The meeting of the Federal Reserve’s Federal Open Market Committee ended Wednesday with the Committee’s customary post-meeting statement recapping monetary policy matters considered by the Committee. Members voted not to change the current target rate range of the federal funds rate. The current rate range of 2.25 percent to 2.50 percent.
Federal Funds Target Rate Range: Monetary Policymakers Remain “Patient”
FOMC members cited low inflation pressures, global and domestic economic and financial developments as supporting the Committee’s decision to leave the Federal funds rate unchanged despite recent political pressures to lower the rate and increase the Fed’s accommodative stance toward boosting the economy.

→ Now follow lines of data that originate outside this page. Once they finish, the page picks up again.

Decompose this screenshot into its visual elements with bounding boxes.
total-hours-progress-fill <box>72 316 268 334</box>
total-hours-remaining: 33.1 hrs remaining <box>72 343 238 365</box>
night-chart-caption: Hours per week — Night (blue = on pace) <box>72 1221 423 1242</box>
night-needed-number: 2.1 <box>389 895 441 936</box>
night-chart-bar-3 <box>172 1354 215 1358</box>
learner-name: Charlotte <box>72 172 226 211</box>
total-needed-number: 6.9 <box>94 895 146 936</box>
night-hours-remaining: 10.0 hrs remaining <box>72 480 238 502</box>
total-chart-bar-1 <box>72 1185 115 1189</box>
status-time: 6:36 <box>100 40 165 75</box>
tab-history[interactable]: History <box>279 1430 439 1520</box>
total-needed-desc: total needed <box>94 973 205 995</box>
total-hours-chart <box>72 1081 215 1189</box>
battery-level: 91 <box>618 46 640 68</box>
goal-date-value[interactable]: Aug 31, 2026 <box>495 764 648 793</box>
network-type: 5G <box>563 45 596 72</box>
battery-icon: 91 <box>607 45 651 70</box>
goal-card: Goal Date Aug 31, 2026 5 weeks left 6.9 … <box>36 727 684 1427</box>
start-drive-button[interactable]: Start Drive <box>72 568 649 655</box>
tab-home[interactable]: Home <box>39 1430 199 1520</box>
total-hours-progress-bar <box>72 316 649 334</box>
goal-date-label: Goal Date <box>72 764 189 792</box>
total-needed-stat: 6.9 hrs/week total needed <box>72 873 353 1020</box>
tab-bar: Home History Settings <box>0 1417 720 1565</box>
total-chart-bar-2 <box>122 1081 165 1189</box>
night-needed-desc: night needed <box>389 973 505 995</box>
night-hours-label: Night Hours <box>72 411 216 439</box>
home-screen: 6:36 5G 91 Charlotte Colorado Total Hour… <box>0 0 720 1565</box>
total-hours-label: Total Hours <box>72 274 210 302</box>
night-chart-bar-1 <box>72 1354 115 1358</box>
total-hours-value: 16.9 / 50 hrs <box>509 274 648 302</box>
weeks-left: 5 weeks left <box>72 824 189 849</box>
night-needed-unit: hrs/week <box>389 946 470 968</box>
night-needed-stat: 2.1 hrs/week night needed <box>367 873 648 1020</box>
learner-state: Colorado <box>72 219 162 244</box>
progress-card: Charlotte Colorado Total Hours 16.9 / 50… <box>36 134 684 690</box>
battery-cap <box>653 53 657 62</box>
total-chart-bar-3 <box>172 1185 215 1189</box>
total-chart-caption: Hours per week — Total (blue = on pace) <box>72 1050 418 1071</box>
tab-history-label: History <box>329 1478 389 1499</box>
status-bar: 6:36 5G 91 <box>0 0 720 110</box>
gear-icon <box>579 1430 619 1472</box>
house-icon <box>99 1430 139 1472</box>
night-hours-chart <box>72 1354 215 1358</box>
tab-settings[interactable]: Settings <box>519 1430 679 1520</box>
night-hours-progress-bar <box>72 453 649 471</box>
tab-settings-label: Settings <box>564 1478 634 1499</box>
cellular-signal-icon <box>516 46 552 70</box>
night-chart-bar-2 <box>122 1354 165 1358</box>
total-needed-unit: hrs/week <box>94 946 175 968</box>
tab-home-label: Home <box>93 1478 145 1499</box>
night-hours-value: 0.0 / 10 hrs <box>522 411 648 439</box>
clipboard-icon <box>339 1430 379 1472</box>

FOMC members evaluated actual and expected economic conditions, labor markets and readings on global and domestic current events and economic news. Based on their assessments, FOMC members again asserted their willingness to be patient concerning Committee decisions to change the federal funds rate range.
The Fed’s dual mandate of supporting maximum employment and stable pricing as indicated by low national unemployment rates and the benchmark inflation rate of two percent are foundational influences on any decision about changing the Fed’s key interest rate range; the national unemployment rate has hovered near a historically low rate of 3.80 percent in recent months and inflation is also below the Fed’s benchmark of two percent.
Fed Chair: No Strong Case for Moving Federal Funds Rate in Either Direction
Federal Reserve chair Jerome Powell said during his post-meeting press conference that FOMC members did not see a strong case for moving the federal funds rate in either direction. Mr. Powell cited improvements in global economic conditions within Europe and China and said that trade negotiations with China and Japan were also improved.
When asked about lowering the Federal funds rate based on lower inflation rates, Chairman Powell said that maintaining inflation near two percent was important, but viewed lower inflation during the first quarter of 2019 as a result of transitory influences. He reassured his audience that short-term fluctuations in the inflation were not considered a problem.
Chairman Powell said that the Fed is not influenced by political pressure and that the Fed’s monetary policy is not based in any way on political commentary or pressures. Mr. Powell said the outlook for domestic economic growth was good based on consumer spending and business investments. He said that resolution of trade issues would likely improve consumer sentiment.